George Osborne has unveiled a credit-easing scheme of £140 billion, encouraging banks in the UK to lend money to undersized businesses.
The exchequer’s chancellor announced this in his speech at the yearly Mansion House at the Lord Mayor’s banquet for bankers.
He said that they are not helpless in the debt storm in the euro zone, and are not going to be bystanders while the storm picks up.

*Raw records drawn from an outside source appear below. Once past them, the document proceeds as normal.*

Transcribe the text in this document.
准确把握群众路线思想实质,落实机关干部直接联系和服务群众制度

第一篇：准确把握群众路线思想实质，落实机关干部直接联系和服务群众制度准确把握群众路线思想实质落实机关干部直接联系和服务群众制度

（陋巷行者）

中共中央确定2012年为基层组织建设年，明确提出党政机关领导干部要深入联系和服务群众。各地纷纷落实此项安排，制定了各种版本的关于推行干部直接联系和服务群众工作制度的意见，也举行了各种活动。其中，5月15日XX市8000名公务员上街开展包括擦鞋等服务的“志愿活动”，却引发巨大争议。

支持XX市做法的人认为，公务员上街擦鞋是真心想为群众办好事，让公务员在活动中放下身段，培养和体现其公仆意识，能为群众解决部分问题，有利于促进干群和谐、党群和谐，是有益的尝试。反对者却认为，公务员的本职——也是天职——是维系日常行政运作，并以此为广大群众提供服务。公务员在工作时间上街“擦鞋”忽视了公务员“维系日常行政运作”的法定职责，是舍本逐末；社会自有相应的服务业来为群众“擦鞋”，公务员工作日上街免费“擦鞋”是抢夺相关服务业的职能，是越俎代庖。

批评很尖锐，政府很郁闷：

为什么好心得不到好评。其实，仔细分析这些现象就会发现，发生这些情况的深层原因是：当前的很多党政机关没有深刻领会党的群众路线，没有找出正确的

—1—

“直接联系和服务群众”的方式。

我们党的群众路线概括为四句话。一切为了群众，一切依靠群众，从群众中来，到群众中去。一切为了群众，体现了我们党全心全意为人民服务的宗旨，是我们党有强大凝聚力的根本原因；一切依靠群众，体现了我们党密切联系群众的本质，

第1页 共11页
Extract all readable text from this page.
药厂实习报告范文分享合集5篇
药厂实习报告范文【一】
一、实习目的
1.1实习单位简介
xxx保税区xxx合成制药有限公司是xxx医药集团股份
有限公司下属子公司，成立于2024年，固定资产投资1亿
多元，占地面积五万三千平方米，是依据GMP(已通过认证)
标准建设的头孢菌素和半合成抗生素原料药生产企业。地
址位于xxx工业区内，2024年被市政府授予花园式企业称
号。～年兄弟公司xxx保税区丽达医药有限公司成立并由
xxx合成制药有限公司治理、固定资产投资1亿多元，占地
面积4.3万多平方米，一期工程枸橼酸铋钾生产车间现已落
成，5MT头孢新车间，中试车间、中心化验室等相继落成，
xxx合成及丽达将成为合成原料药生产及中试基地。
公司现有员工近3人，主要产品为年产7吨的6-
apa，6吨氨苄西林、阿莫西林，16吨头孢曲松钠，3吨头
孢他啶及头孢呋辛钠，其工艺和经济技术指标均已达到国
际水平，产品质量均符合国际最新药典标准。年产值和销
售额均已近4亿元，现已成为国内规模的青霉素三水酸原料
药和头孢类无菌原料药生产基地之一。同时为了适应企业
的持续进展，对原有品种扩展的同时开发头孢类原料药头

He also assured that everything possible is being done to protect British firms and families.
The new scheme allows high street banks to swap assets like mortgage books, temporarily, with the Bank of England, and use the cash to lend money to customers. The scheme hopes that loans that are rationed to families seeking mortgages and entrepreneurs will be prevented, while banks will be prompted to lend a further £80 billion.
An emergency liquidity scheme from the Bank of England is also available to be accessed by banks, whereby around £5 billion is expected to be available to banks every month to maintain the credit flow to smaller businesses. The scheme is anticipated to last for 6 months.
However, critics are pessimistic about the latest action taken by the government, following the initiative of Project Merlin that recorded poor results last year.CEO of Platform Black, Christopher Shaw said that it was encouraging that the Chancellor made such a bold move. But his main concern was whether the new scheme would result in an actual rise in money lent by the banks, or if it was just an act of boldness.